8.8.10







birds that were watching the sunset with me
me thinking stuff over. and over and over and over and over and over. everyday, sunset.




my brother



no shit






"Moralne Salto"


K jak Kornel

K jak Klucz

Głodne oczy nakarmi


H jak Henryk

H jak Hipokryta

Dawno i nieprawda


K jak Kasia

K jak Księżyc

W kuchni palnik z gazem


Przeciąg trzaska złudzeniami

My nie dzieli się przez trzy

Opowiedz mi jeszcze raz, jak umarła Sylvia Plath?



A poem I wrote sometime ago. The pictures above are photos from about 2 weeks ago, I went to my Grandparents and did literally nothing. Well, apart from maybe thinking. My favourite time to think stuff over was sunset. I used to sit on the pier and think about K. Back then there was some chance we would go to Woodstock together. Now there's none. I dreamt about him. I missed him. All this thinking made me feel terribly lonely sometimes. I hate being lonely. Like in a sense "nobody wants me, nobody would even notice if I drowned" not in a sense I'm back from a party, now some lonely time. The second time is a good lonely because you have some memories and things you yet have to think over. But a week for thinking stuff over is too much, a week without talking normally ("pass the salt" is not normal) drove me insane.
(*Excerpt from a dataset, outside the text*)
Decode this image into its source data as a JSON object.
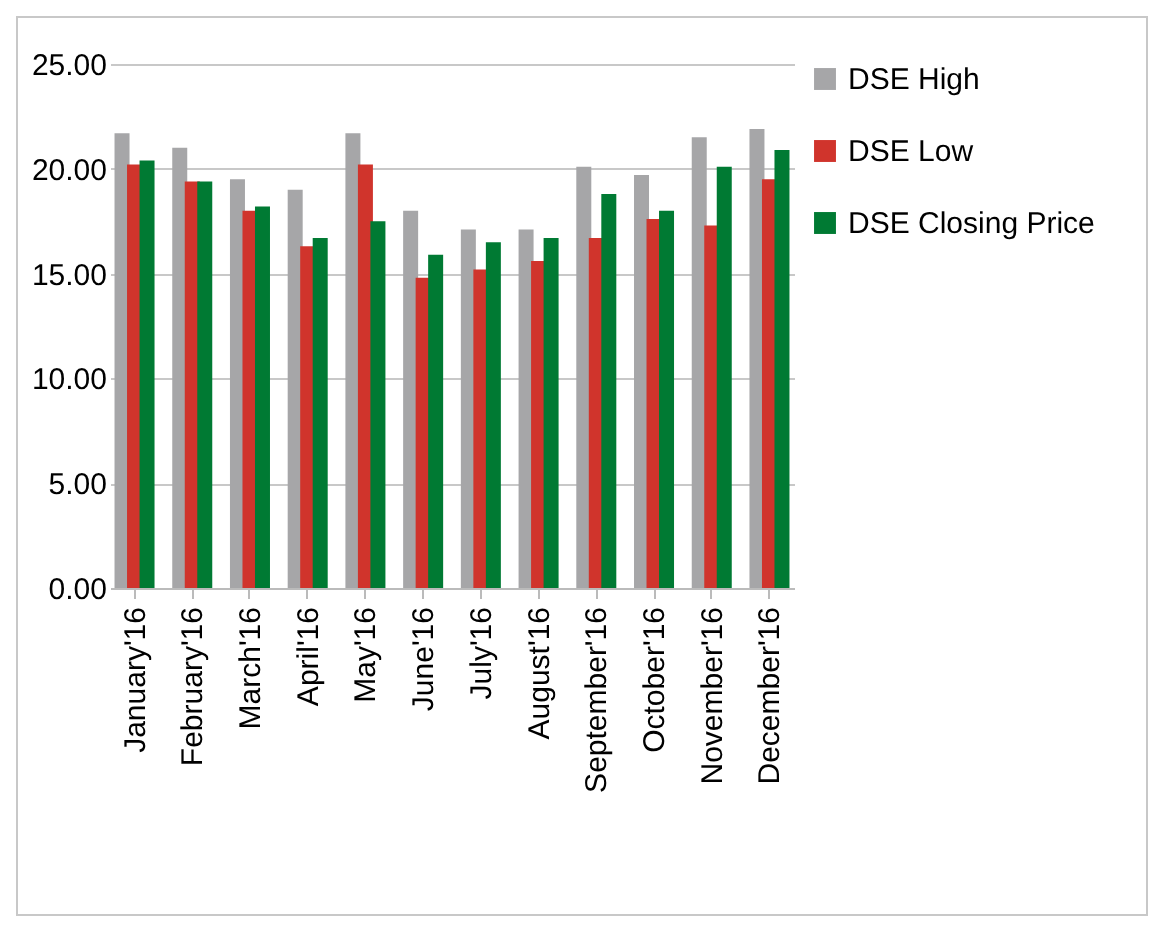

I hate not having friends near me and that's what scares the shit out of me. With people I can talk to at an arm's reach I feel safe and secure, like nothing can bad touch me.


That's why I'm afraid I won't survive Turkey. I'm only going with my family and I'm scared this won't be enough people to keep me from thinking too much. Cause when I think to much, I dream too much. And when I dream too much I end up disappointed. Because my dreams don't come true and I wish that someday at least one of them would happen.


Being lonely for two weeks is one thing. Things changing back at home is another. I'm afraid I won't catch up with everything, that I'll loose G, that W will end up with K and that everyone will be gossiping about me even more than they are now. I am afraid that my form will have another million meetings and I won't get the chance to meet them beforehand.


Oh god, my worries are so fucking complex.